In the case of higher education, institutions have expressed concerns about data quality. To some degree, their anxiety makes sense. Poor data quality can cause inefficient decision-making processes, erode stakeholder trust in data-based institutional initiatives, and present a significant cost to the institution.
In response, many immediately look to implement institutional data management processes or technology (i.e., data profiling or data quality tools). Much like that tube of pimple cream, these are surface solutions that are limited by the quality of the inputs they are fed. Before jumping to these tools, institutions should try to define standards for data quality to better understand which tools would best address their specific issues.
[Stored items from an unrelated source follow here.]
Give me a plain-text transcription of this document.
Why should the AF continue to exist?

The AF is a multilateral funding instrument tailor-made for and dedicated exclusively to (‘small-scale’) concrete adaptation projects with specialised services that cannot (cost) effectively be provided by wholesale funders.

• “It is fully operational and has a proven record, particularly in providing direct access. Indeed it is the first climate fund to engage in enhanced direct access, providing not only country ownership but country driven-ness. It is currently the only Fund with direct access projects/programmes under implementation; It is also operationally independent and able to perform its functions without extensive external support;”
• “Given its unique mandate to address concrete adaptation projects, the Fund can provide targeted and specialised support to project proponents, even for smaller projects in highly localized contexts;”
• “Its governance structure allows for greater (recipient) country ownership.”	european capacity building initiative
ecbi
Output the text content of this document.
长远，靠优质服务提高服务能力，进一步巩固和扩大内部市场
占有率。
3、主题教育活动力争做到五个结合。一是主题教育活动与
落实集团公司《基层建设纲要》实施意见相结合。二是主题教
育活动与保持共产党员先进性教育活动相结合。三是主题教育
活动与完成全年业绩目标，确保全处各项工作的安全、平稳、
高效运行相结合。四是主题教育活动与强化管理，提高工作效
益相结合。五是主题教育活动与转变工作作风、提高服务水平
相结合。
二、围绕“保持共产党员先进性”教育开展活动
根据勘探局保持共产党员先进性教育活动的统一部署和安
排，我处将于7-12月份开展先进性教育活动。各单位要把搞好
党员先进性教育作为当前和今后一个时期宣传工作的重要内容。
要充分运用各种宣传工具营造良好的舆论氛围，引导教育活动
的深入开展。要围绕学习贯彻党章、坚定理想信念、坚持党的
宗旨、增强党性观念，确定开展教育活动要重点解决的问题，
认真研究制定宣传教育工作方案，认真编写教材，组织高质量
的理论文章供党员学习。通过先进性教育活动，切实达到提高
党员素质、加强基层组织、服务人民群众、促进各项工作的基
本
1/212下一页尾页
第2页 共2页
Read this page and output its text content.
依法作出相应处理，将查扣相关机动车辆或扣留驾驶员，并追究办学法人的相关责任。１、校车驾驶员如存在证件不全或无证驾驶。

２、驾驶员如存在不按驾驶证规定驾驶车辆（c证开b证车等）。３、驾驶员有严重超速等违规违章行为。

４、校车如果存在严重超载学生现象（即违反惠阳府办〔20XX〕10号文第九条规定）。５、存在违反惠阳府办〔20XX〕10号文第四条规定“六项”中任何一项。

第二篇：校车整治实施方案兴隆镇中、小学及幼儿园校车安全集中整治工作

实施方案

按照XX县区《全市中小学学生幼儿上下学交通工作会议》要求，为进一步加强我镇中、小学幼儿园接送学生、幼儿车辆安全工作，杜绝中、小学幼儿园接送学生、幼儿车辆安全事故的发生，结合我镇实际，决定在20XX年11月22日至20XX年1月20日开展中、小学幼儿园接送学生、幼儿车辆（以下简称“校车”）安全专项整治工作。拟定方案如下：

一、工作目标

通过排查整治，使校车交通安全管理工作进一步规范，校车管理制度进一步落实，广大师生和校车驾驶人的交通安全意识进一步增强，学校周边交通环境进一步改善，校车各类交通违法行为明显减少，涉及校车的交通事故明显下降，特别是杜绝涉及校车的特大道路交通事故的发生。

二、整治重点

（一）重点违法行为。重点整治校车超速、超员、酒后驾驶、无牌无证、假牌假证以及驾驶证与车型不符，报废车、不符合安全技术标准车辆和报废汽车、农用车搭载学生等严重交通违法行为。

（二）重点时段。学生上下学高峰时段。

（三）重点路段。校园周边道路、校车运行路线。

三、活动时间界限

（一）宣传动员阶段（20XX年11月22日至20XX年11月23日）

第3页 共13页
Defining a Data Quality Diet
While “data quality” may seem like an intuitive concept, its definition varies among stakeholders. For example, they may agree that data has to be accurate but disagree about how often data should be updated to meet the standard.
In order to find consensus, institutional leaders should establish common data quality dimensions and data quality thresholds. A “data quality dimension” is a way to classify institutional information and data-quality needs. Although there is a great deal of discussion about the precise dimensions by which data quality can be determined, establishing these standards allows all stakeholders to view data quality through the same lens. Examples of these dimensions might include:
- Completeness: All required data is provided
- Uniqueness: Each entity (e.g., student) is uniquely represented in the database
- Timeliness: Data represents the required period in time
- Validity: Data matches established rules (e.g., format)
- Accuracy: Data accurately represents reality
- Consistency: Different data instances do not provide conflicting information about the same object (e.g., a college freshman whose age is listed as five years old)
For each dimension, institutional leaders should then establish the threshold by which to judge data quality. For example, an institution might define student record data as high quality only if it consists of each student’s date of birth, name, address, enrollment status, and financial aid status. Outlining what information all stakeholders need enables institutions to set clear, consistent standards for data quality.
Gaining Clarity about the Right Tools
Having established data quality guidelines, institutions can then use data profiling tools to review existing data against these dimensions and thresholds. There are a number of data profiling tools currently on the market, but choosing the best fit will depend on a number of factors. Institutional leaders should carefully consider the following before beginning a data quality assessment:
- Cost: Tools like Informatica Data Quality and Oracle Enterprise Data Quality are very powerful and robust and provide users with a great deal of functionality. They may be cost-prohibitive for some institutions, which might consider lower cost alternatives. We have found robust open-source or free tools, such as Talend Open Studio for Data Quality and Datamartist, to be very compelling.
- Functionality: Nearly all data profiling tools enable users to check data for dimensions like completeness and uniqueness, but checking data for consistency and validity is difficult for some lower-end tools. These tools are not able to check data across tables or against rules. Institutions should carefully review potential data profiling tools for these capabilities before acquiring one.
- Integration: It is important to ensure that data quality tools can integrate with different databases. Some, such as Informatica and Talend, have a number of popular integrations embedded in their systems (e.g., Salesforce). Others require integration through an Open Database Connectivity (ODBC) or Java Database Connectivity (JDBC) connection. Institutions should review both the intended data profiling tool and database to ensure that the required connection can be established.
These steps will enable higher education leaders to work across their institutions to correct identified data quality issues, such as improving documentation (data dictionaries), working with data stewards to complete missing data fields, or revising data entry policies for different systems. More importantly, these steps will empower stakeholders to take responsibility for the data they handle, leading to an overall improvement in data quality.